Marriage-scenes on red-figure pots are our richest source of information about the Classical Athenian wedding. This subject is one we sometimes find on pots for use by women (such as a pyxis or a lekanis) and, more rarely, on a pot - such as a kylix or an oinochoe or a krater - that looks as though it must have been used for a wedding ceremony because of the way it is decorated. The majority of wedding scenes, though, were painted on a loutrophoros or lebes gamikos, vessels specially associated with the marriage ceremony.

What caught the vase-painters' interest here was ceremonies such as the adorning of the bride, the wedding-procession, or the bride's arrival at her new home. It is much easier to find pictures of these than of other stages of the wedding - the pledge, the sacrifices, the offerings to the gods, the bride bathing, the banquet, the dancing, the unveiling, or the epaulia.


The favourite scene is the adorning of the bride-to-be. Attic vase-painting shows every stage of this procedure - from tying her sandals to preparing her hair. She is surrounded by her bridesmaids - members of her family and women friends who are either helping her get ready or adorning themselves. From about 425 B.C. onwards, there are similar scenes with figures of women busy with their hair, or carrying household objects, or (more seldom) enjoying themselves - activities unconnected with adorning the bride. Sometimes one and the same scene shows different stages of the bridal preparations, in no particular order.


The procession to the bridegroom's house is an equally popular wedding scene in Attic vase-painting. Here the various stages are shown, starting with the departure of the bride and finishing with the end of the procession and the reception of the couple at the bridegroom's house. Very often Attic pots also show the bride's and the groom's mothers; the bride's mother carrying torches (so that the fire from the family hearth can light the girl's way and protect her), and the groom's mother usually waiting for them at the door of the house, again bearing torches (to pass on the flame to the bride's new home).
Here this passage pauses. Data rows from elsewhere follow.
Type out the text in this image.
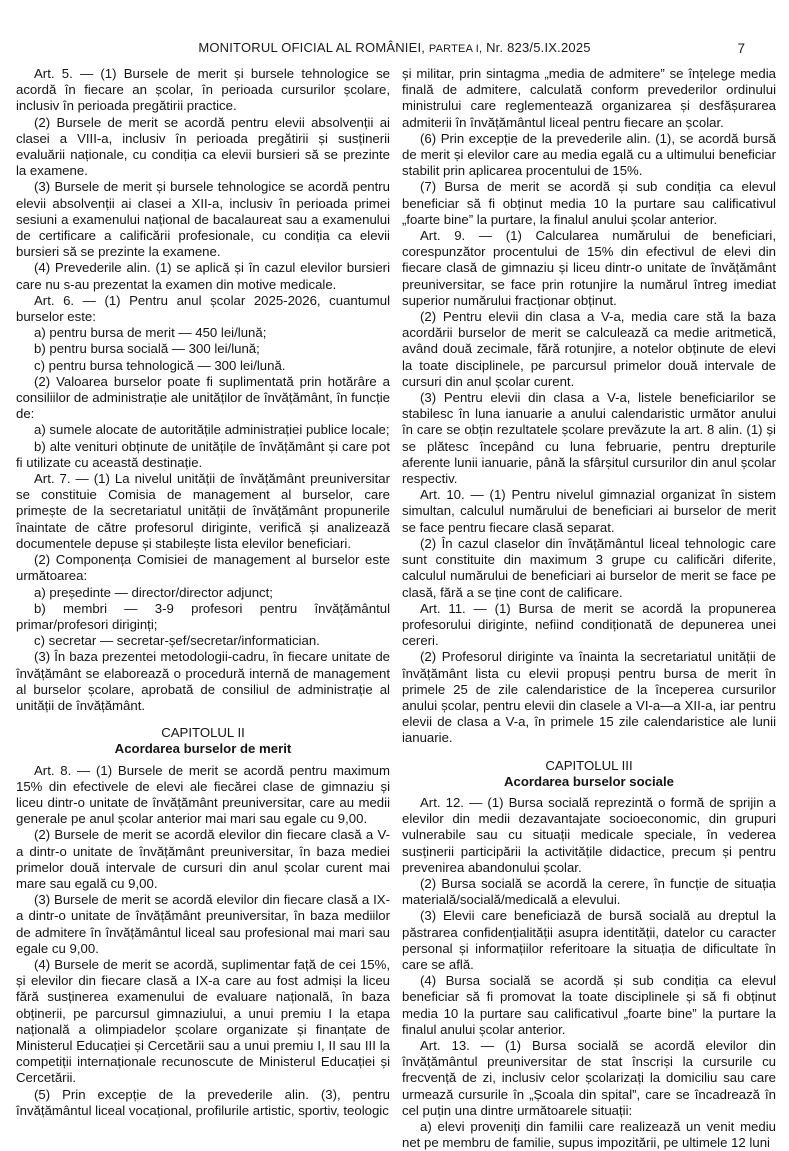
MONITORUL OFICIAL AL ROMÂNIEI, PARTEA I, Nr. 823/5.IX.2025	7

Art. 5. — (1) Bursele de merit și bursele tehnologice se acordă în fiecare an școlar, în perioada cursurilor școlare, inclusiv în perioada pregătirii practice.

(2) Bursele de merit se acordă pentru elevii absolvenții ai clasei a VIII-a, inclusiv în perioada pregătirii și susținerii evaluării naționale, cu condiția ca elevii bursieri să se prezinte la examene.

(3) Bursele de merit și bursele tehnologice se acordă pentru elevii absolvenții ai clasei a XII-a, inclusiv în perioada primei sesiuni a examenului național de bacalaureat sau a examenului de certificare a calificării profesionale, cu condiția ca elevii bursieri să se prezinte la examene.

(4) Prevederile alin. (1) se aplică și în cazul elevilor bursieri care nu s-au prezentat la examen din motive medicale.

Art. 6. — (1) Pentru anul școlar 2025-2026, cuantumul burselor este:

a) pentru bursa de merit — 450 lei/lună;

b) pentru bursa socială — 300 lei/lună;

c) pentru bursa tehnologică — 300 lei/lună.

(2) Valoarea burselor poate fi suplimentată prin hotărâre a consiliilor de administrație ale unităților de învățământ, în funcție de:

a) sumele alocate de autoritățile administrației publice locale;

b) alte venituri obținute de unitățile de învățământ și care pot fi utilizate cu această destinație.

Art. 7. — (1) La nivelul unității de învățământ preuniversitar se constituie Comisia de management al burselor, care primește de la secretariatul unității de învățământ propunerile înaintate de către profesorul diriginte, verifică și analizează documentele depuse și stabilește lista elevilor beneficiari.

(2) Componența Comisiei de management al burselor este următoarea:

a) președinte — director/director adjunct;

b) membri — 3-9 profesori pentru învățământul primar/profesori diriginți;

c) secretar — secretar-șef/secretar/informatician.

(3) În baza prezentei metodologii-cadru, în fiecare unitate de învățământ se elaborează o procedură internă de management al burselor școlare, aprobată de consiliul de administrație al unității de învățământ.

CAPITOLUL II

Acordarea burselor de merit

Art. 8. — (1) Bursele de merit se acordă pentru maximum 15% din efectivele de elevi ale fiecărei clase de gimnaziu și liceu dintr-o unitate de învățământ preuniversitar, care au medii generale pe anul școlar anterior mai mari sau egale cu 9,00.

(2) Bursele de merit se acordă elevilor din fiecare clasă a V-a dintr-o unitate de învățământ preuniversitar, în baza mediei primelor două intervale de cursuri din anul școlar curent mai mare sau egală cu 9,00.

(3) Bursele de merit se acordă elevilor din fiecare clasă a IX-a dintr-o unitate de învățământ preuniversitar, în baza mediilor de admitere în învățământul liceal sau profesional mai mari sau egale cu 9,00.

(4) Bursele de merit se acordă, suplimentar față de cei 15%, și elevilor din fiecare clasă a IX-a care au fost admiși la liceu fără susținerea examenului de evaluare națională, în baza obținerii, pe parcursul gimnaziului, a unui premiu I la etapa națională a olimpiadelor școlare organizate și finanțate de Ministerul Educației și Cercetării sau a unui premiu I, II sau III la competiții internaționale recunoscute de Ministerul Educației și Cercetării.

(5) Prin excepție de la prevederile alin. (3), pentru învățământul liceal vocațional, profilurile artistic, sportiv, teologic

și militar, prin sintagma „media de admitere” se înțelege media finală de admitere, calculată conform prevederilor ordinului ministrului care reglementează organizarea și desfășurarea admiterii în învățământul liceal pentru fiecare an școlar.

(6) Prin excepție de la prevederile alin. (1), se acordă bursă de merit și elevilor care au media egală cu a ultimului beneficiar stabilit prin aplicarea procentului de 15%.

(7) Bursa de merit se acordă și sub condiția ca elevul beneficiar să fi obținut media 10 la purtare sau calificativul „foarte bine” la purtare, la finalul anului școlar anterior.

Art. 9. — (1) Calcularea numărului de beneficiari, corespunzător procentului de 15% din efectivul de elevi din fiecare clasă de gimnaziu și liceu dintr-o unitate de învățământ preuniversitar, se face prin rotunjire la numărul întreg imediat superior numărului fracționar obținut.

(2) Pentru elevii din clasa a V-a, media care stă la baza acordării burselor de merit se calculează ca medie aritmetică, având două zecimale, fără rotunjire, a notelor obținute de elevi la toate disciplinele, pe parcursul primelor două intervale de cursuri din anul școlar curent.

(3) Pentru elevii din clasa a V-a, listele beneficiarilor se stabilesc în luna ianuarie a anului calendaristic următor anului în care se obțin rezultatele școlare prevăzute la art. 8 alin. (1) și se plătesc începând cu luna februarie, pentru drepturile aferente lunii ianuarie, până la sfârșitul cursurilor din anul școlar respectiv.

Art. 10. — (1) Pentru nivelul gimnazial organizat în sistem simultan, calculul numărului de beneficiari ai burselor de merit se face pentru fiecare clasă separat.

(2) În cazul claselor din învățământul liceal tehnologic care sunt constituite din maximum 3 grupe cu calificări diferite, calculul numărului de beneficiari ai burselor de merit se face pe clasă, fără a se ține cont de calificare.

Art. 11. — (1) Bursa de merit se acordă la propunerea profesorului diriginte, nefiind condiționată de depunerea unei cereri.

(2) Profesorul diriginte va înainta la secretariatul unității de învățământ lista cu elevii propuși pentru bursa de merit în primele 25 de zile calendaristice de la începerea cursurilor anului școlar, pentru elevii din clasele a VI-a—a XII-a, iar pentru elevii de clasa a V-a, în primele 15 zile calendaristice ale lunii ianuarie.

CAPITOLUL III

Acordarea burselor sociale

Art. 12. — (1) Bursa socială reprezintă o formă de sprijin a elevilor din medii dezavantajate socioeconomic, din grupuri vulnerabile sau cu situații medicale speciale, în vederea susținerii participării la activitățile didactice, precum și pentru prevenirea abandonului școlar.

(2) Bursa socială se acordă la cerere, în funcție de situația materială/socială/medicală a elevului.

(3) Elevii care beneficiază de bursă socială au dreptul la păstrarea confidențialității asupra identității, datelor cu caracter personal și informațiilor referitoare la situația de dificultate în care se află.

(4) Bursa socială se acordă și sub condiția ca elevul beneficiar să fi promovat la toate disciplinele și să fi obținut media 10 la purtare sau calificativul „foarte bine” la purtare la finalul anului școlar anterior.

Art. 13. — (1) Bursa socială se acordă elevilor din învățământul preuniversitar de stat înscriși la cursurile cu frecvență de zi, inclusiv celor școlarizați la domiciliu sau care urmează cursurile în „Școala din spital”, care se încadrează în cel puțin una dintre următoarele situații:

a) elevi proveniți din familii care realizează un venit mediu net pe membru de familie, supus impozitării, pe ultimele 12 luni
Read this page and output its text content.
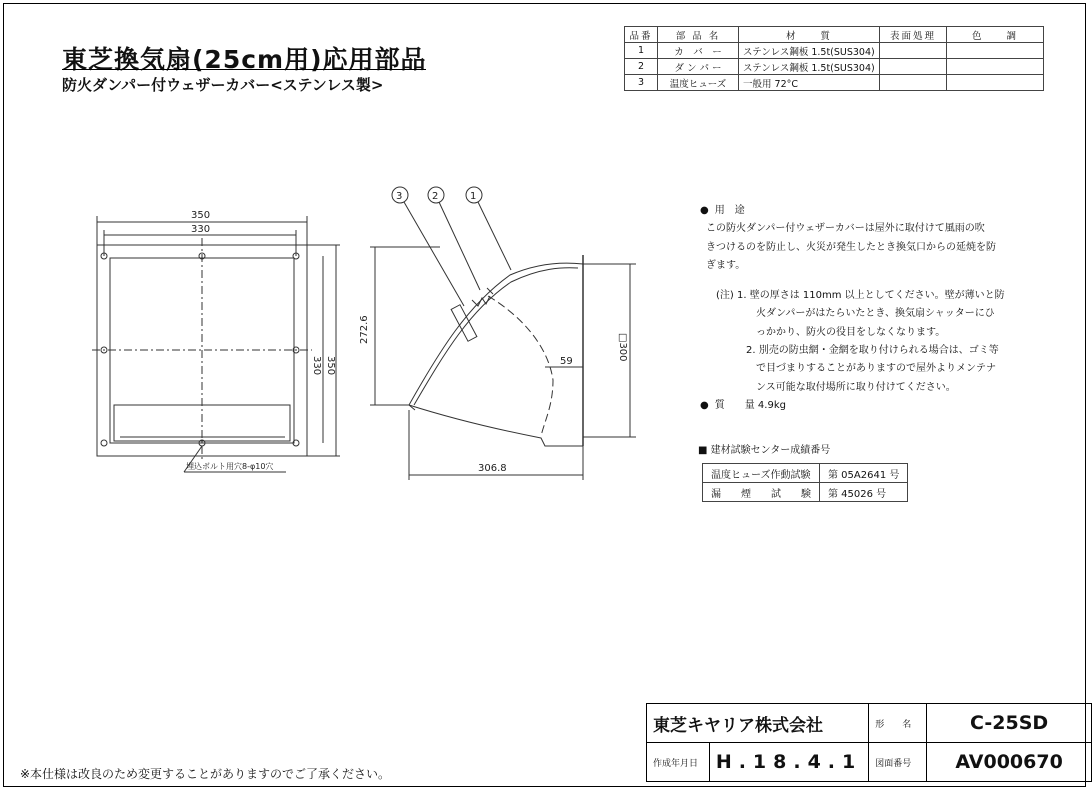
東芝換気扇(25cm用)応用部品
防火ダンパー付ウェザーカバー<ステンレス製>
品番	部 品 名	材　　質	表面処理	色　　調
1	カ　バ　ー	ステンレス鋼板 1.5t(SUS304)		
2	ダ ン パ ー	ステンレス鋼板 1.5t(SUS304)		
3	温度ヒューズ	一般用 72°C		
350
330
330 350
埋込ボルト用穴8-φ10穴
3	2	1
272.6
59	□300
306.8
● 用　途
この防火ダンパー付ウェザーカバーは屋外に取付けて風雨の吹
きつけるのを防止し、火災が発生したとき換気口からの延焼を防
ぎます。
(注) 1. 壁の厚さは 110mm 以上としてください。壁が薄いと防
　　　　火ダンパーがはたらいたとき、換気扇シャッターにひ
　　　　っかかり、防火の役目をしなくなります。
　　　2. 別売の防虫網・金網を取り付けられる場合は、ゴミ等
　　　　で目づまりすることがありますので屋外よりメンテナ
　　　　ンス可能な取付場所に取り付けてください。
● 質　　量 4.9kg
■ 建材試験センター成績番号
温度ヒューズ作動試験	第 05A2641 号
漏　　煙　　試　　験	第 45026 号
※本仕様は改良のため変更することがありますのでご了承ください。
東芝キヤリア株式会社		形　　名	C-25SD
作成年月日	H.18.4.1	図面番号	AV000670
Another subject that is common on pots is the procession to the bridal chamber.

Scenes of sacrifice are often depicted on Attic pots, but it is not always easy to see whether or not a wedding is being shown. Individual pictorial details (such as the crown, the presence of Eros, or the way the figures are dressed) help us identify scenes as sacrifices at weddings.
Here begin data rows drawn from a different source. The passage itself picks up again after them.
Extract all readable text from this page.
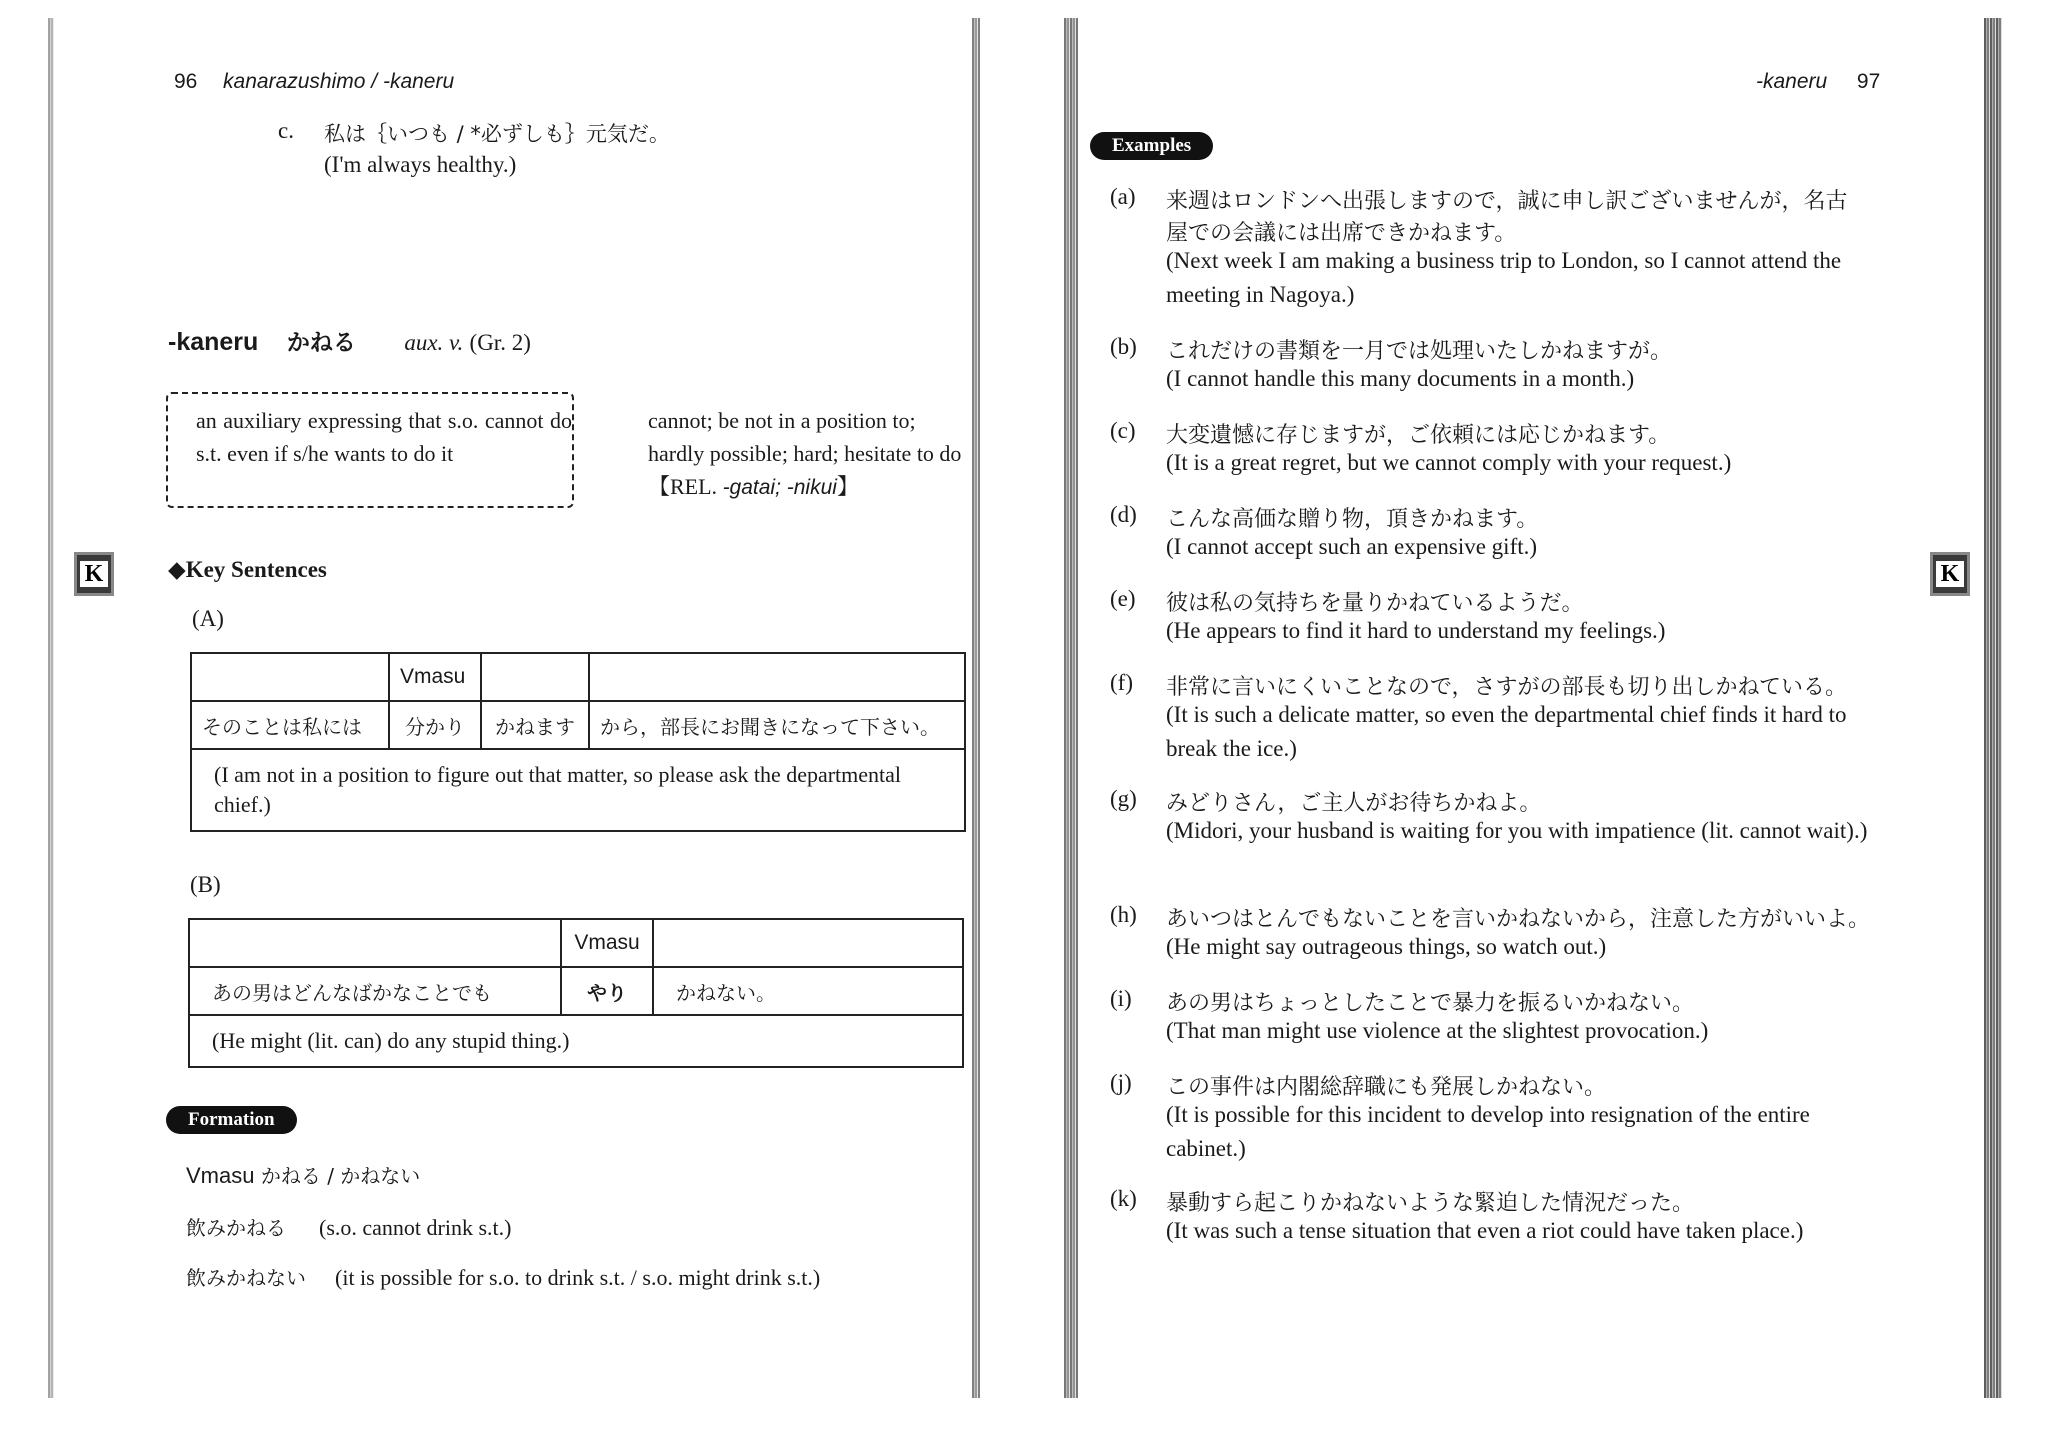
96 kanarazushimo / -kaneru
c. 私は｛いつも / *必ずしも｝元気だ。
(I'm always healthy.)
-kaneru かねる aux. v. (Gr. 2)
an auxiliary expressing that s.o. cannot do s.t. even if s/he wants to do it
cannot; be not in a position to; hardly possible; hard; hesitate to do
【REL. -gatai; -nikui】
K	◆Key Sentences
(A)
	Vmasu		
そのことは私には	分かり	かねます	から，部長にお聞きになって下さい。
(I am not in a position to figure out that matter, so please ask the departmental chief.)			
(B)
	Vmasu	
あの男はどんなばかなことでも	やり	かねない。
(He might (lit. can) do any stupid thing.)		
Formation
Vmasu かねる / かねない
飲みかねる (s.o. cannot drink s.t.)
飲みかねない (it is possible for s.o. to drink s.t. / s.o. might drink s.t.)
-kaneru 97
Examples
K
(a) 来週はロンドンへ出張しますので，誠に申し訳ございませんが，名古
屋での会議には出席できかねます。
(Next week I am making a business trip to London, so I cannot attend the meeting in Nagoya.)
(b) これだけの書類を一月では処理いたしかねますが。
(I cannot handle this many documents in a month.)
(c) 大変遺憾に存じますが，ご依頼には応じかねます。
(It is a great regret, but we cannot comply with your request.)
(d) こんな高価な贈り物，頂きかねます。
(I cannot accept such an expensive gift.)
(e) 彼は私の気持ちを量りかねているようだ。
(He appears to find it hard to understand my feelings.)
(f) 非常に言いにくいことなので，さすがの部長も切り出しかねている。
(It is such a delicate matter, so even the departmental chief finds it hard to break the ice.)
(g) みどりさん，ご主人がお待ちかねよ。
(Midori, your husband is waiting for you with impatience (lit. cannot wait).)
(h) あいつはとんでもないことを言いかねないから，注意した方がいいよ。
(He might say outrageous things, so watch out.)
(i) あの男はちょっとしたことで暴力を振るいかねない。
(That man might use violence at the slightest provocation.)
(j) この事件は内閣総辞職にも発展しかねない。
(It is possible for this incident to develop into resignation of the entire cabinet.)
(k) 暴動すら起こりかねないような緊迫した情況だった。
(It was such a tense situation that even a riot could have taken place.)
Most pictures of offerings being made are slightly hazy, since the main focus was the contact between the worshipper and the deity. We can tell that the sacrifice is part of the preliminaries to a wedding only if the figure in the picture is a girl of marriageable age holding her girdle (or one of her toys) and preparing to lay them before the statue of one of the gods connected with marriage.

Pictures of weddings are important documents. Very often they turn out to be our only source for marriage customs in Classical Athens and they help us interpret the literary evidence better. Even where the inspiration is in mythology, and the picture is not of everyday life but of the wedding of a hero or an Olympian god, it nevertheless reflects the customs and ideas of its time.